A client who is diagnosed with aortic stenosis is scheduled for a percutaneous balloon valvuloplasty. Which statement does the nurse include when reinforcing education regarding this procedure?
- A. The balloon is placed in your heart valve and inflated.
- B. A chest incision is necessary for the scheduled procedure.
- C. You will require hospitalization for several days after the procedure.
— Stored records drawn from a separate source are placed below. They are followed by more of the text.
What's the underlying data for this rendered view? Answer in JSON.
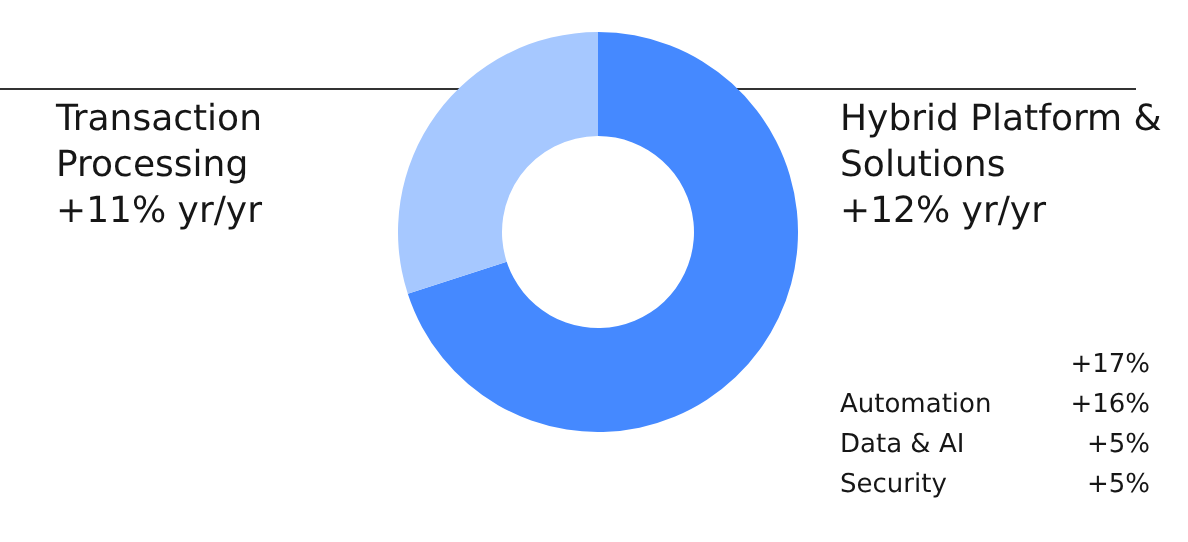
{
  "chart_data": {
    "type": "donut",
    "categories": [
      "Hybrid Platform & Solutions",
      "Transaction Processing"
    ],
    "values": [
      70,
      30
    ],
    "colors": [
      "#4589ff",
      "#a6c8ff"
    ],
    "annotations": [
      "+12% yr/yr",
      "+11% yr/yr",
      "+17%",
      "Automation +16%",
      "Data & AI +5%",
      "Security +5%"
    ]
  }
}
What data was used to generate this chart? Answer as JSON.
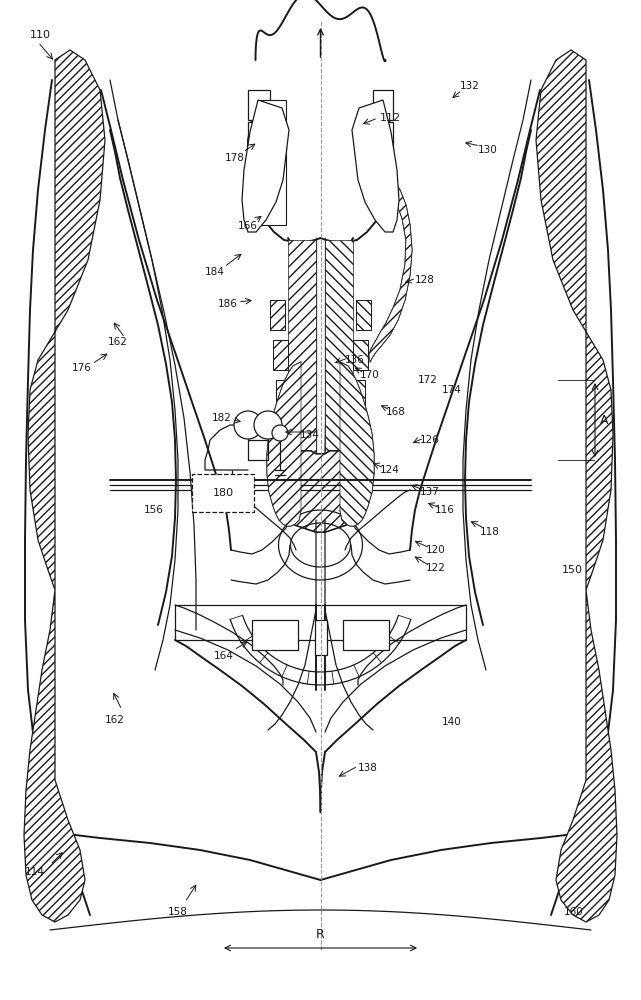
{
  "bg_color": "#ffffff",
  "lc": "#1a1a1a",
  "fig_width": 6.41,
  "fig_height": 10.0,
  "dpi": 100
}
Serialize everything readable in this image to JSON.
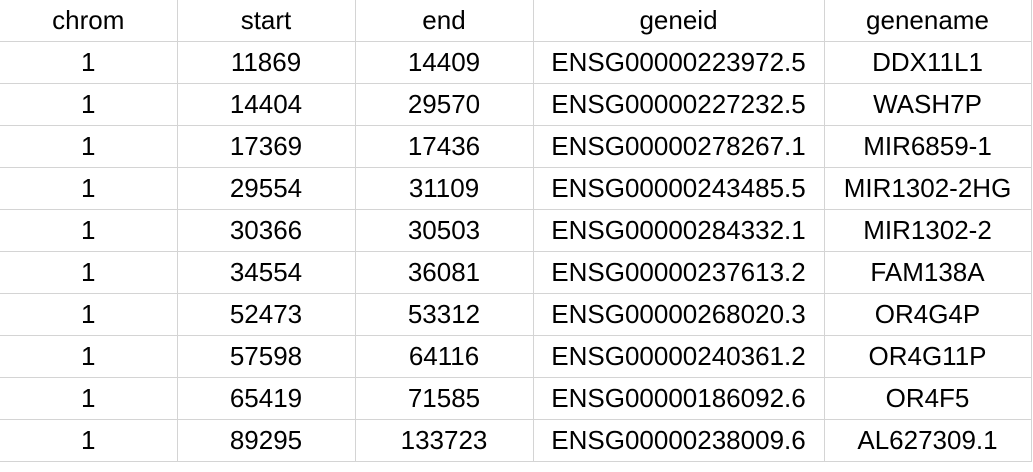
{
  "table": {
    "columns": [
      "chrom",
      "start",
      "end",
      "geneid",
      "genename"
    ],
    "rows": [
      [
        "1",
        "11869",
        "14409",
        "ENSG00000223972.5",
        "DDX11L1"
      ],
      [
        "1",
        "14404",
        "29570",
        "ENSG00000227232.5",
        "WASH7P"
      ],
      [
        "1",
        "17369",
        "17436",
        "ENSG00000278267.1",
        "MIR6859-1"
      ],
      [
        "1",
        "29554",
        "31109",
        "ENSG00000243485.5",
        "MIR1302-2HG"
      ],
      [
        "1",
        "30366",
        "30503",
        "ENSG00000284332.1",
        "MIR1302-2"
      ],
      [
        "1",
        "34554",
        "36081",
        "ENSG00000237613.2",
        "FAM138A"
      ],
      [
        "1",
        "52473",
        "53312",
        "ENSG00000268020.3",
        "OR4G4P"
      ],
      [
        "1",
        "57598",
        "64116",
        "ENSG00000240361.2",
        "OR4G11P"
      ],
      [
        "1",
        "65419",
        "71585",
        "ENSG00000186092.6",
        "OR4F5"
      ],
      [
        "1",
        "89295",
        "133723",
        "ENSG00000238009.6",
        "AL627309.1"
      ]
    ]
  }
}
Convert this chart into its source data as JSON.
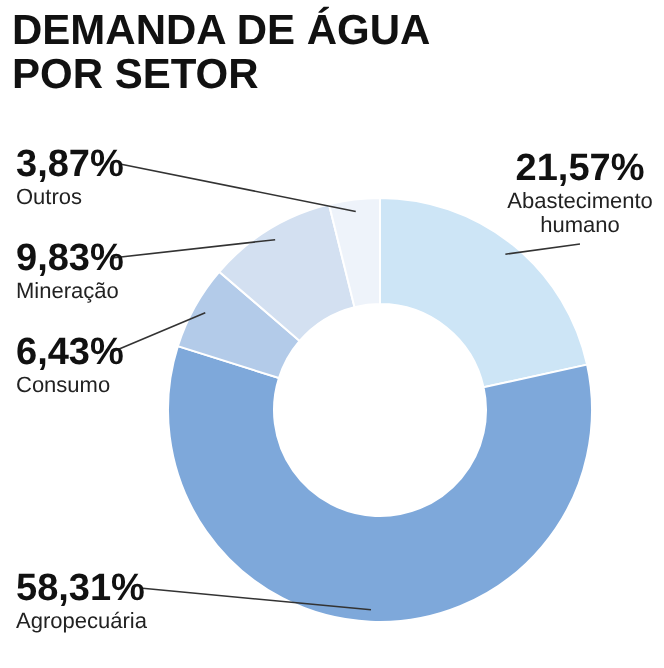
{
  "chart_data": {
    "type": "donut",
    "title": "DEMANDA DE ÁGUA POR SETOR",
    "categories": [
      "Abastecimento humano",
      "Agropecuária",
      "Consumo",
      "Mineração",
      "Outros"
    ],
    "values": [
      21.57,
      58.31,
      6.43,
      9.83,
      3.87
    ],
    "value_labels": [
      "21,57%",
      "58,31%",
      "6,43%",
      "9,83%",
      "3,87%"
    ],
    "colors": [
      "#cde5f6",
      "#7ea8da",
      "#b3cbe9",
      "#d3e0f1",
      "#eef3fa"
    ]
  }
}
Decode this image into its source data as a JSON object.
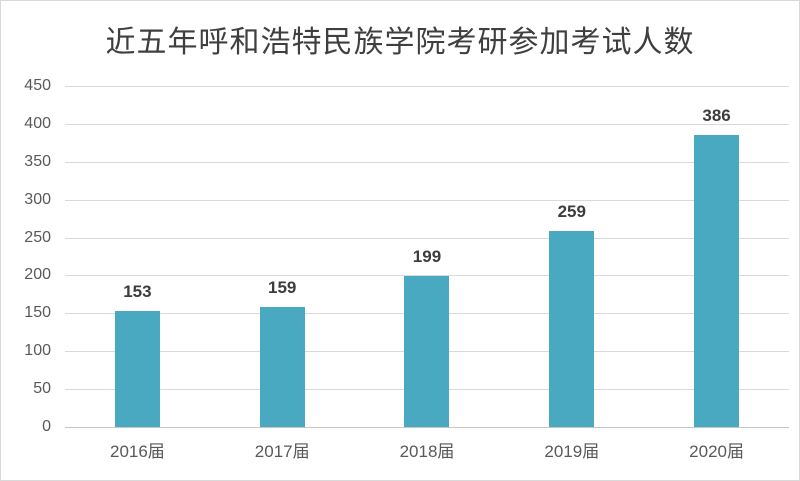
{
  "chart_data": {
    "type": "bar",
    "title": "近五年呼和浩特民族学院考研参加考试人数",
    "categories": [
      "2016届",
      "2017届",
      "2018届",
      "2019届",
      "2020届"
    ],
    "values": [
      153,
      159,
      199,
      259,
      386
    ],
    "data_labels_shown": true,
    "xlabel": "",
    "ylabel": "",
    "ylim": [
      0,
      450
    ],
    "yticks": [
      0,
      50,
      100,
      150,
      200,
      250,
      300,
      350,
      400,
      450
    ],
    "grid": "horizontal",
    "legend_position": "none",
    "bar_color": "#49a9c1",
    "grid_color": "#d9d9d9",
    "baseline_color": "#c6c6c6",
    "title_color": "#3f3f3f",
    "data_label_color": "#3d3d3d",
    "axis_tick_color": "#595959"
  }
}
- D. The opening from this procedure is likely to close in approximately 1 year.
Correct Answer: A
Rationale: Percutaneous balloon valvuloplasty (i.e., valvotomy) is a nonsurgical alternative for the treatment of mitral stenosis. During this procedure, a catheter with an uninflated balloon is passed through the femoral vein and threaded into the right atrium. The septum is then punctured between the right and left atria. When the catheter is in the mitral valve, it is inflated; therefore, the statement the nurse includes when reinforcing education with this client regarding this procedure is 'The balloon is placed in your heart valve and inflated.' The other statements are not appropriate for the nurse to include when reinforcing education because this procedure is nonsurgical, thus will not require a chest incision; the client is likely to be discharged the same day as the procedure, and the opening that is caused as a result of this procedure is likely to close within 6 months, not 1 year.